Burada işler biraz karışık. Bazı ödevlerim var. Çözümlemem gereken bazı sorular. Sana, bana, hayata dair. Artık sen, ben ve biz’de dışarı çıkabilmek istiyorum çünkü. Eğer şu an, tam olarak şu an ölürsem, cesedimi soru işaretlerim kaldırmasın istiyorum. Kırdığım kalp sayısı yokluğunla doğru orantılı olarak artıyorsa ve yapıştıramayacaksam bir daha hiç birini geri, en azından sayıları artmasın istiyorum. Dünyada seni en çok isteyen hatun olarak, bu dünyada en çok seni unutmayı istiyorum. Duyuyorum güldüğünü. Nasıl kahkaha attığını duyuyorum. Ama olduğum yere çöküp ağlamayacağım bu defa. Çünkü ağladığımda sarılabileceğim birilerinin olduğunu biliyorum artık. Sırf bana bunları hissettirdiğin için alnının orta yerine bir kurşun sıkabilecek birileri. Nasıl emin olabildiğimi sorma. Hiçbir zaman, hiçbir şeyden emin olmadım sana duyduğum o kutsal his dışında. Hala da değilim. Gerçekten sevilip sevilmediğimi, oyuncak yerine konulup konulmadığımı, ne denli öneme sahip olduğuma dair hiçbir eminlik duygusu yok içimde. Ancak artık kime daha az güveneceğimi ayırt edebiliyorum. Kimseye güvenmiyorum belki, ama en az güvensizlik duyduğum adamlardan biri sayesinde hiçbir işe yaramayacak bu satırları yazıyorum. Hiçbir zaman okumayacak olman bir şeyi değiştirmez. Nasıl ki hiçbir zaman sevmemiş olman, sevgimi değiştirmedi.. İçimdeki hisleri gömmemin tek sebebi, seninle nefes alamıyor olmam. Sensiz nefes alabileceğimi sanıyorum sadece. Eğer başaramazsam, küreği kendi ellerimle uzatacağım sana. Kendi ellerinle göm katline göz yumduğun bedenimi diye. Eğer başarırsam, ardıma dönüp haline gülmeyeceğim bile. Çünkü eğer başarırsam, adının hiçbir harfi yaklaşamayacak o günden sonra kaderime.

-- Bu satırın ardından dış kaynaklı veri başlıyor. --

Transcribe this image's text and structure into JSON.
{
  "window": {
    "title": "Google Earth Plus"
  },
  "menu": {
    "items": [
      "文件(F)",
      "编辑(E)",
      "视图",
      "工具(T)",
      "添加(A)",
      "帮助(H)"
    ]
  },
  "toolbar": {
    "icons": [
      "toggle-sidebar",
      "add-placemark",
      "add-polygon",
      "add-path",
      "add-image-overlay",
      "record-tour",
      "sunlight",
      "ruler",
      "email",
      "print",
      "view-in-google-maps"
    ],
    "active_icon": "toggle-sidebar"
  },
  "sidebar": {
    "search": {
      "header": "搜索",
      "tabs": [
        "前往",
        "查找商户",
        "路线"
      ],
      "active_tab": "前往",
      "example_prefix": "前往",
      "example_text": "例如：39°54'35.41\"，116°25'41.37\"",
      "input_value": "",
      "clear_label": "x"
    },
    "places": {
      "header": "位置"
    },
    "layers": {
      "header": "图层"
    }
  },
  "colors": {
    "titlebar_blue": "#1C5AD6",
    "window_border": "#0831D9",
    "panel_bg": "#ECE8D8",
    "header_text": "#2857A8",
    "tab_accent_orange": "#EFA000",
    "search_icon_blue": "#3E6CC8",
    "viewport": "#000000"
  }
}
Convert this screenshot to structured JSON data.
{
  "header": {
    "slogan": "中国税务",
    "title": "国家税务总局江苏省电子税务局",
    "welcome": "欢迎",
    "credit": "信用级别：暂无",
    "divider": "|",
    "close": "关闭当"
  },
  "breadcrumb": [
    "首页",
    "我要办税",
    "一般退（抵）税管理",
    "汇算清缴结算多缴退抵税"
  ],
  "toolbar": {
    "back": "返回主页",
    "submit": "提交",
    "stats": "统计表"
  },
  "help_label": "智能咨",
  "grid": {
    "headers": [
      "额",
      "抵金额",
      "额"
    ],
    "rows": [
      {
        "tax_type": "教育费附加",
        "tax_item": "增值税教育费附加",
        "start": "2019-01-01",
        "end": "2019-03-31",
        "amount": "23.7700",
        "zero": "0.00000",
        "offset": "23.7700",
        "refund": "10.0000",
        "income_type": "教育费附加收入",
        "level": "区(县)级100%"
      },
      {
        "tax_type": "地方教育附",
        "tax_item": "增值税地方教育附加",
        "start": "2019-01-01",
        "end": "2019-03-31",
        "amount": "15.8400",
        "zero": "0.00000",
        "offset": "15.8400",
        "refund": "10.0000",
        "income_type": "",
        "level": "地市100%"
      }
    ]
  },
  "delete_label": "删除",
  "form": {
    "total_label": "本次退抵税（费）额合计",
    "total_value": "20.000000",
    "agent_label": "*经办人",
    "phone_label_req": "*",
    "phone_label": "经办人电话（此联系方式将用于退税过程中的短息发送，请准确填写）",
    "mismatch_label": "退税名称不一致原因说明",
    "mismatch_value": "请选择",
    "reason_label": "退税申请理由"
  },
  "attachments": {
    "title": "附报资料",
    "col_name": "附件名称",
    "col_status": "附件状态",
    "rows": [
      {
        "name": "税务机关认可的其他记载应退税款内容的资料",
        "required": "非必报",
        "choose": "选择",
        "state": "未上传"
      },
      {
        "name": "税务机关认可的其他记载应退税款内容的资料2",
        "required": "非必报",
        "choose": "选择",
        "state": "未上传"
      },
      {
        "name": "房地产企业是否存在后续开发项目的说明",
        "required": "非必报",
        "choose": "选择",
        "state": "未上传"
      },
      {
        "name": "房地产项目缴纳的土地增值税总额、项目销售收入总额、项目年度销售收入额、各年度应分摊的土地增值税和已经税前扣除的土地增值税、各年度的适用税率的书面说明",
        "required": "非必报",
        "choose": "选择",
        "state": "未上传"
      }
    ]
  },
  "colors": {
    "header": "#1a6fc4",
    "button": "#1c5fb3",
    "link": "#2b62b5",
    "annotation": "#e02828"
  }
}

Tek başıma savaşmıyorum. İçimde de, yanımda da kalabalık bir ordu var. Fahişeler, sarhoşlar, şizoidler ve aldatılmış kadınlar. Arkamda bir kovboy var. O ve ben, onun bir kovboy olduğuna inandığımız sürece dünyanın en güçlü kovboyu olmaya aday. Karşımda sen, sağımda solumda görünmez bir ordu. Arkamda beyazı gözümü alan, karanlığı kanıma karışan bir adam. Eğer düşersem, o tutacak. Eğer bir kere daha düşmeme sebep olursan, adımı toprağa senin kanınla yazacak! Önümde, ardımda birer adam var şimdi. Eğer tam olarak şu an tetiğe basabilirsem, hayat benim için çok daha farklı olacak.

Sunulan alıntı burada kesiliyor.